Wednesday, 14 June 2023

Matters of Public Importance

Economy

4:11 pm

Photo of Andrew CharltonAndrew Charlton (Parramatta, Australian Labor Party) Share this | Hansard source

I thank the shadow Treasurer for this matter of public importance because many Australians are struggling with cost-of-living pressures. Inflation takes the most from the people who have the least to give. It hurts people who can't make their budget stretch any further. It hurts first home buyers and people already struggling with high rent. It hurts people already experiencing low wages growth over the last 10 years. I see that in my electorate. I see that at the Parramatta Mission, where the number of people uptaking the food parcels has increased by 187 per cent, where the meals program is up 140 per cent over the last year and where Centrelink referrals have more than tripled. That is the front line of the inflation challenge in Australia.

I'll tell you one person who isn't on the front line of the inflation challenge in Australia, and that's the mover of this motion, the shadow Treasurer. Everybody knows, by this point, that, in the last session of parliament, the shadow Treasurer messed up. He didn't know the price of Vegemite. That's okay. Everybody saw him confuse the annual rate with the monthly rate, which is a pretty big gaffe. What struck me was not that he made that mistake but why he made that mistake. If you were listening carefully, you would have heard the shadow Treasurer say where he got his information on the price of Vegemite. He didn't get it from talking to real people. He didn't get it from Coles. He didn't get it from Woolies. He didn't get it from food banks. He didn't get it from Aldi, although that is a sensible choice. He got it from a UBS Investment Bank report. When it comes to understanding the real pressure on real people, he turns to the merchant banking community—his eyes and ears on the realities of Australian families.

Now, I'm not saying he's out of touch, but he does find out the price of Weet-Bix from Westpac; he does check on the price of golden syrup from Goldman Sachs. Some people have their sources, like Deep Throat. He has Deutsche Bank. But it says something about the state of the Liberal Party—that they pretend to care about inflation, that they pretend to care about the cost of living, but that they have absolutely no idea what they're talking about. Could you be any more out of touch than coming into the people's House and talking about the price of groceries as you read from an investment banking report?

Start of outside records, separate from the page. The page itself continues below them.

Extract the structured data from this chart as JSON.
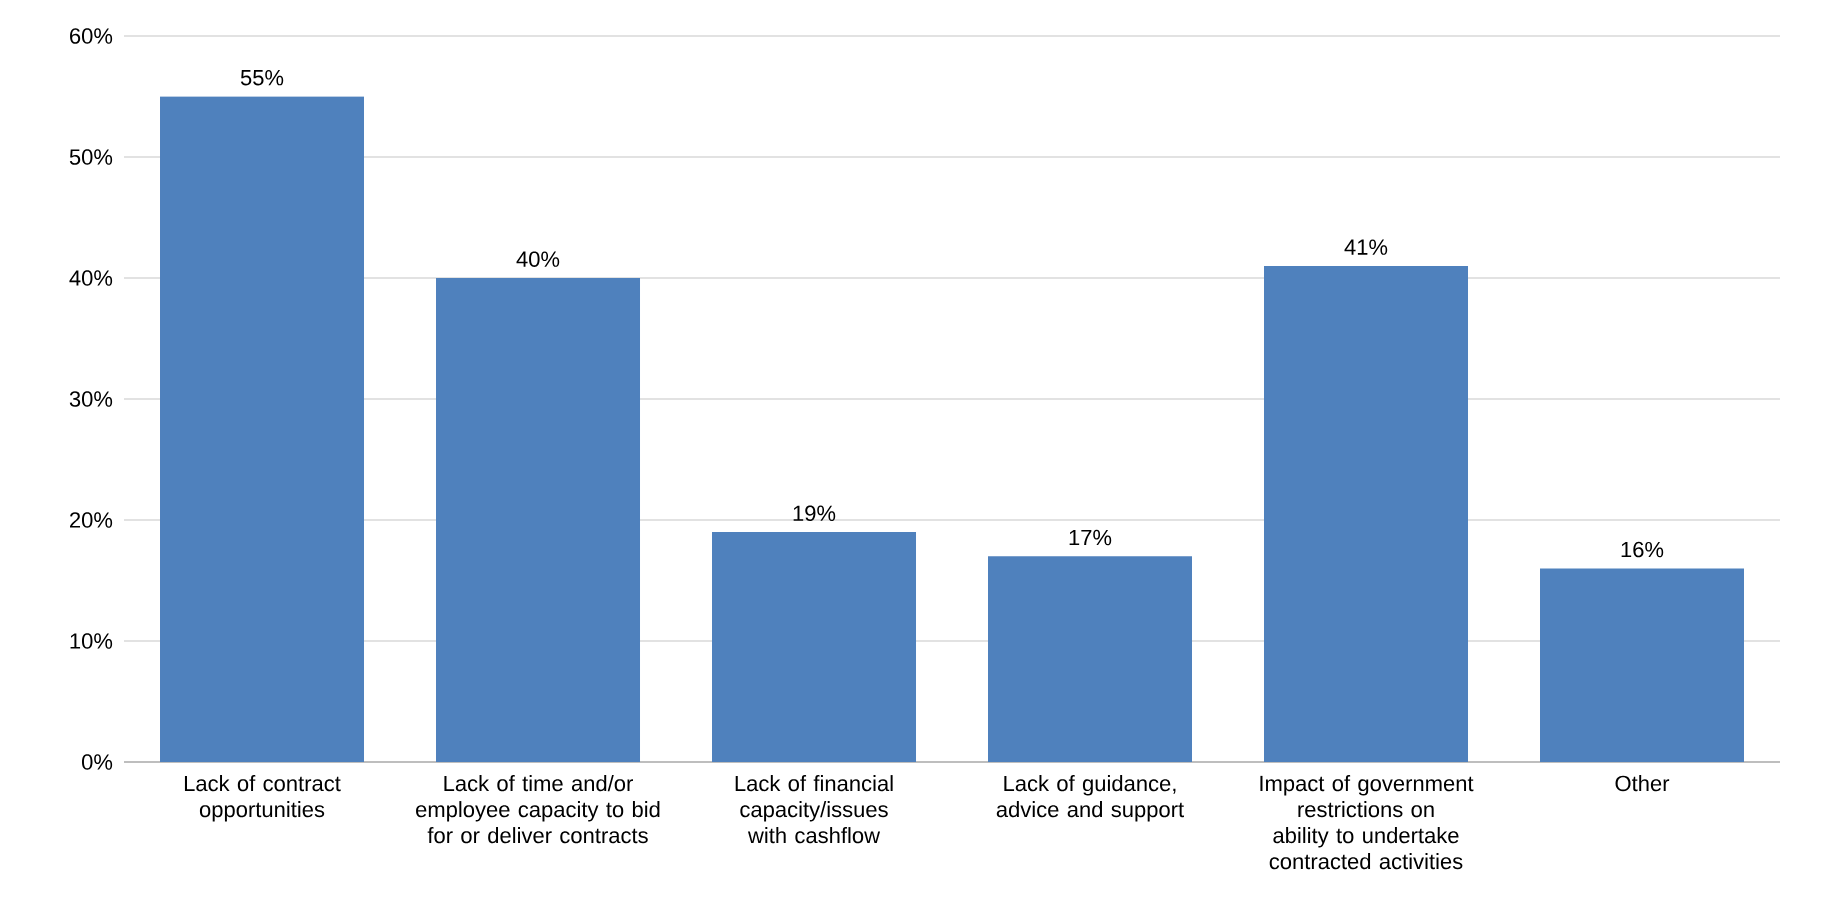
{
  "chart_data": {
    "type": "bar",
    "categories": [
      "Lack of contract opportunities",
      "Lack of time and/or employee capacity to bid for or deliver contracts",
      "Lack of financial capacity/issues with cashflow",
      "Lack of guidance, advice and support",
      "Impact of government restrictions on ability to undertake contracted activities",
      "Other"
    ],
    "values": [
      55,
      40,
      19,
      17,
      41,
      16
    ],
    "value_labels": [
      "55%",
      "40%",
      "19%",
      "17%",
      "41%",
      "16%"
    ],
    "color": "#4f81bd",
    "ylim": [
      0,
      60
    ],
    "yticks": [
      {
        "value": 0,
        "label": "0%"
      },
      {
        "value": 10,
        "label": "10%"
      },
      {
        "value": 20,
        "label": "20%"
      },
      {
        "value": 30,
        "label": "30%"
      },
      {
        "value": 40,
        "label": "40%"
      },
      {
        "value": 50,
        "label": "50%"
      },
      {
        "value": 60,
        "label": "60%"
      }
    ],
    "grid": "y"
  }
}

The truth is that the opposition isn't interested in fixing this problem; they're fixated on blaming the government for it. The words of this MPI make that clear: 'The inflation crisis which this government has caused'. Let's look at that causation. This CPI rising cycle began in 2020, when the level of the CPI was 114.4. From that point, of 114.4, that turning point in the CPI back in 2020, the CPI rose 12 points to 126.1 in the quarter of the federal election in 2022. It went up 12 points. From that point, it's risen six points to 132.6 today.

So, as of this point in the current inflationary cycle, 12 points happened under the Liberals and six have happened while Labor has been in government. Of the 18-point increase in the CPI level, there were 12 under those opposite and just six under us. And you see the math. Why did it go up so much under the Liberals? It went up so much under the Liberals because they delivered the most expansionary budgets in Australia's peacetime history, because of the billions of dollars wasted on JobKeeper, the worst targeted program in Australia's history, subsidising businesses and employees that did not have significant revenue hits.

Do you remember that JobKeeper Treasury analysis that identified them wasting $50 billion? The waste on that program was equivalent to some of the largest programs in Commonwealth government history. Giving JobKeeper money to companies that didn't have a decline in revenue—to Harvey Norman, to private schools, to Qantas, to hundreds of companies whose profit went up—was perhaps the biggest fiscal waste in Australia's history. That is the waste that drove up inflation on their watch. The simple reason is that they were profligate and took their eyes off the macroeconomic ball.

That's not the only reason inflation went up. There was a war in Ukraine and there were supply chain issues, but, to the extent that government action is part of those reasons, it was their government not ours.